For close to 40 years, Stan woke up each day feeling as if he were going to die.
"Mornings were like doomsday," he recalls, describing his depression, alcoholism, and prescription drug abuse.
"It was like everything was just dead ... that you're going to die today, the kids are going to die ... the sun isn't shining."
But now the 58-year-old Vietnam veteran says he wakes up with a zest for life he hasn't felt since he was a kid.
He's gotten sober. He kicked addictions to morphine and methadone, which were prescribed to him for pain. And he's coming off the antidepressant medicines he's been taking for more than 30 years.
Getting there hasn't been easy.
Stan's depression began after he came home injured from the Vietnam War. He started drinking heavily. He had nightmares and hallucinations.
No one talked about PTSD [post-traumatic stress disorder] back then, he says. "They called it something like a psychotic, depressive reaction. It just gradually got worse and worse."
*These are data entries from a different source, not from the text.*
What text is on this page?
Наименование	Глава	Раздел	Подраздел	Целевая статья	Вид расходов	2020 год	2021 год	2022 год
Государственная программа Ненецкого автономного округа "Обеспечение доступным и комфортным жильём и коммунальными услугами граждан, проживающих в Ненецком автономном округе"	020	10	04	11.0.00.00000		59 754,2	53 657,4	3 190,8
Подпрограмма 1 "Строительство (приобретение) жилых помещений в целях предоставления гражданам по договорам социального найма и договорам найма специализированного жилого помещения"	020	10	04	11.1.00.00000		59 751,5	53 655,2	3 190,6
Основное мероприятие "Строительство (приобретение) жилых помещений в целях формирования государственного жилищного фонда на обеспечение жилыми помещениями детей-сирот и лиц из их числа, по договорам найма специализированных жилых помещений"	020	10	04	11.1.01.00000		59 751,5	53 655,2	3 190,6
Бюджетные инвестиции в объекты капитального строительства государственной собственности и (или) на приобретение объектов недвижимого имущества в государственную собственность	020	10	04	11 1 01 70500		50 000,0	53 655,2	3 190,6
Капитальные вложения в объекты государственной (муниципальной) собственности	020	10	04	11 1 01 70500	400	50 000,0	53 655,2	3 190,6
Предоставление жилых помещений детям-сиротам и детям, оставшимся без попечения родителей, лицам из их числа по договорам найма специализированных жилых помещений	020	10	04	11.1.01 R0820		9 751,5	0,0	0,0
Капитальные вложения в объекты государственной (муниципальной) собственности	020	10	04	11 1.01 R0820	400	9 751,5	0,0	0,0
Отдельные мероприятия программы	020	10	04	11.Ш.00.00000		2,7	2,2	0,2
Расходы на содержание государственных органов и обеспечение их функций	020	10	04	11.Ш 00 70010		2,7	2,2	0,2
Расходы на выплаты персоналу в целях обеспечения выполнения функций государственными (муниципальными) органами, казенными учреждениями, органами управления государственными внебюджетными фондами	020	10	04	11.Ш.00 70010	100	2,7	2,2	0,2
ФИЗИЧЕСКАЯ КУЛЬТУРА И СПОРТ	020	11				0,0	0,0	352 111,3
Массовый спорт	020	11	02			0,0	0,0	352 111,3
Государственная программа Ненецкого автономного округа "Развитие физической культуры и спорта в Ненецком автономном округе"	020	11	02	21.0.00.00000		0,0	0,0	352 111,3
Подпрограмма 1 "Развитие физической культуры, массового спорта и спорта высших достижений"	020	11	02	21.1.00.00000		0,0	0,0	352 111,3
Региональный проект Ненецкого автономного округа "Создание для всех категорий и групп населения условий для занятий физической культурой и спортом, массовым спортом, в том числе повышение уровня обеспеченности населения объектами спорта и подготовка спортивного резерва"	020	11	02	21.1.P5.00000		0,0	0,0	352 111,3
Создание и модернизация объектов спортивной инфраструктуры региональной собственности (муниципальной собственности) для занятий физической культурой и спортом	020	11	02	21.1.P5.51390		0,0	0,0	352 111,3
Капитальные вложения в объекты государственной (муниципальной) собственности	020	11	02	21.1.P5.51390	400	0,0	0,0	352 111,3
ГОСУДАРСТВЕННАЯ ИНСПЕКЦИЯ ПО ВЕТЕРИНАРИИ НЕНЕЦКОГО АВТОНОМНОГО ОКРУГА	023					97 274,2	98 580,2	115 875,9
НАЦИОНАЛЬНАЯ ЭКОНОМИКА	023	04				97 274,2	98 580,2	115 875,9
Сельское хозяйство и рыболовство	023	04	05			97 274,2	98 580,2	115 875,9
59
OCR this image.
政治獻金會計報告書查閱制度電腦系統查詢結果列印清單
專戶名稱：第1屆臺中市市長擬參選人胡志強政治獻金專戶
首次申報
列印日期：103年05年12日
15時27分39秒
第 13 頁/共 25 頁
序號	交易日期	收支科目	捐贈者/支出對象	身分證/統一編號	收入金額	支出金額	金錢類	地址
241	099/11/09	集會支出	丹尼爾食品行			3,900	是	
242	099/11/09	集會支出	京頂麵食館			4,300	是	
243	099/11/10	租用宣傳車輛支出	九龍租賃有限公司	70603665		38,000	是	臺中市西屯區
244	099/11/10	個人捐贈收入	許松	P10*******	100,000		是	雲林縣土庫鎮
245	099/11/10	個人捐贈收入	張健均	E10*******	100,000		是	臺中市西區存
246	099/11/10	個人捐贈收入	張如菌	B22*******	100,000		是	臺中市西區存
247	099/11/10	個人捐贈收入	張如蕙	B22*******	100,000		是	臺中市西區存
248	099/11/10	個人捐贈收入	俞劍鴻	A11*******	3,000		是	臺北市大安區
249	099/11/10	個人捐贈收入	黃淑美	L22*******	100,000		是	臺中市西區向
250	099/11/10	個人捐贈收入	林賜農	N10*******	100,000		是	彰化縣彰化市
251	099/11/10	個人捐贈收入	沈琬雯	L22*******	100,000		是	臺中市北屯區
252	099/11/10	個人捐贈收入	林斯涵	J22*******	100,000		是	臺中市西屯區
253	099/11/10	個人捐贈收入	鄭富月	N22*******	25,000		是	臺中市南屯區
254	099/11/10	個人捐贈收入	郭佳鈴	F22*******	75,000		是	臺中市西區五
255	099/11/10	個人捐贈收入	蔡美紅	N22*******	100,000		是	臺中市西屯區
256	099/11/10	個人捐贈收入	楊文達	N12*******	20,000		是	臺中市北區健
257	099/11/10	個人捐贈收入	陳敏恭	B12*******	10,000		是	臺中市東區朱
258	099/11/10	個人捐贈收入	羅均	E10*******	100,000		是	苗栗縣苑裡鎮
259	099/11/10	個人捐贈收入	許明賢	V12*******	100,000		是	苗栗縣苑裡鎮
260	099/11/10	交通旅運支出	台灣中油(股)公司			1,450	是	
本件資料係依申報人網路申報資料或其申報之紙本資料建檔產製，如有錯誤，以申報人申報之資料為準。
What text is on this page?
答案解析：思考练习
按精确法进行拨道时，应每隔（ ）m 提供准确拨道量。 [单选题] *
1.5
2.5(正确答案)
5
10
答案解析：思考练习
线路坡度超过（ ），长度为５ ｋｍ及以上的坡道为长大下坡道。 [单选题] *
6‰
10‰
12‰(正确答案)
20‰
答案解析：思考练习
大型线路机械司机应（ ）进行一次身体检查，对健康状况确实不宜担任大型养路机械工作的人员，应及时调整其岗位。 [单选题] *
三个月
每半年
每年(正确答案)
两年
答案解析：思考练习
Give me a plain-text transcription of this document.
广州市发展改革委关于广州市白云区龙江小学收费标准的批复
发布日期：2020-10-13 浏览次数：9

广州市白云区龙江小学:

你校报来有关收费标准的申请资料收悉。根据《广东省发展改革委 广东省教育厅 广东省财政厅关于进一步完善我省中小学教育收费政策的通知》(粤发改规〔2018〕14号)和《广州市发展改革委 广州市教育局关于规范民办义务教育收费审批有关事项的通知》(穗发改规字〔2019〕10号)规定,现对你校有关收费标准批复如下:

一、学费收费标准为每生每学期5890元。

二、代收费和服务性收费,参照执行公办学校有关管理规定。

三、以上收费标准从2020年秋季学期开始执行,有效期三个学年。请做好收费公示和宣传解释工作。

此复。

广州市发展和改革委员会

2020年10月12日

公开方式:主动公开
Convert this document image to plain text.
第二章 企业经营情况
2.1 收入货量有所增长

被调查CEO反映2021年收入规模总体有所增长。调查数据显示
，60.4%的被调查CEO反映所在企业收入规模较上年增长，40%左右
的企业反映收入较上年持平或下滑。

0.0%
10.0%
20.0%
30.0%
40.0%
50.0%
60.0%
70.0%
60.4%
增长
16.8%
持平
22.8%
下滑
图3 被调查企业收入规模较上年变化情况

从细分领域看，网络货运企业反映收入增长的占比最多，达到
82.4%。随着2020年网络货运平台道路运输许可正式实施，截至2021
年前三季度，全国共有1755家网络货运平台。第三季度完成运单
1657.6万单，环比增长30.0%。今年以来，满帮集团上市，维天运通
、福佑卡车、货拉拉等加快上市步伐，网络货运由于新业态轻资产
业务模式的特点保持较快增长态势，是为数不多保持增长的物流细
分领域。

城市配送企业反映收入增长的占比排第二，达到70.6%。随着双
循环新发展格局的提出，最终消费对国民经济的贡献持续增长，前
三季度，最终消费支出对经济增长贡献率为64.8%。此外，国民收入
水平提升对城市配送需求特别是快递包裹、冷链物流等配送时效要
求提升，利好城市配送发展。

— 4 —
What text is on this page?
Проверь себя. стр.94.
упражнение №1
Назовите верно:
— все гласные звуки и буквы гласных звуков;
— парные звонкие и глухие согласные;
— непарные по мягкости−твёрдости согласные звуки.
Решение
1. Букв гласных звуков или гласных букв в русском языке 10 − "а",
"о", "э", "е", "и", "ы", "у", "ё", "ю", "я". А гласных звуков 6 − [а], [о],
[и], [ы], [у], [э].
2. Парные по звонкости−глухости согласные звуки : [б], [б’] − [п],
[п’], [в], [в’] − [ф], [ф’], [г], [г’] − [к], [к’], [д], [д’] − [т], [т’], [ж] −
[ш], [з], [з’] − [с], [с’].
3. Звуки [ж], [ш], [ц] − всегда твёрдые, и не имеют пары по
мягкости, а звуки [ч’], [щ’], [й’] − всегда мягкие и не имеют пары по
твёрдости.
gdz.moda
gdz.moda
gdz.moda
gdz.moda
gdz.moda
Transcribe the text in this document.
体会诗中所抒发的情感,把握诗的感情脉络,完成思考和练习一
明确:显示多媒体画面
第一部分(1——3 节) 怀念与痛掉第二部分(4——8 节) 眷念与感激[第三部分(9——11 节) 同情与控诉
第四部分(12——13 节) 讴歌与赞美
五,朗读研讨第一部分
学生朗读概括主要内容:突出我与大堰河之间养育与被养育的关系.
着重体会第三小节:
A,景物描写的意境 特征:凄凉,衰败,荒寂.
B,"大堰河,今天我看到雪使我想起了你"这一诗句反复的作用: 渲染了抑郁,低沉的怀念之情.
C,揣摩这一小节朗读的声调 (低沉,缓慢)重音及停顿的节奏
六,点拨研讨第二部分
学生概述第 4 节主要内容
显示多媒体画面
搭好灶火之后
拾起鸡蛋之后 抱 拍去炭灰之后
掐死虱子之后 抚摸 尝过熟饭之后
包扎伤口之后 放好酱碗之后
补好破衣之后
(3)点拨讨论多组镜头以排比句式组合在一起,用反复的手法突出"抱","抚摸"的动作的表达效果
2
Surgery for his injuries led to a medical retirement and the end of a hoped-for military career. The depression, medicines, and alcohol made it hard to keep a job, he says, which made him more depressed. And angry.
Alcohol made him dangerous. He was jailed or hospitalized several times for violence. His body is covered with scars from vehicle accidents and surgeries. And he's been through several drug and alcohol rehab programs.
A trip to a hospital in 2006 made him realize what he was doing to himself and his family.
"I was dying of drugs," he says. A doctor told Stan he had severe PTSD. "I always thought that was seen as a weakness."
He went through drug rehab one more time. Six months later, Stan walked into an Alcoholics Anonymous meeting again. "I'd been to AA before, but this was the first time I was willing to do anything to recover. It's changed my whole life," he says.
Through AA, Stan's done lots of soul-searching. He's made amends with those he's hurt over the years, including himself. And for the first time in his life, he's started down a spiritual path.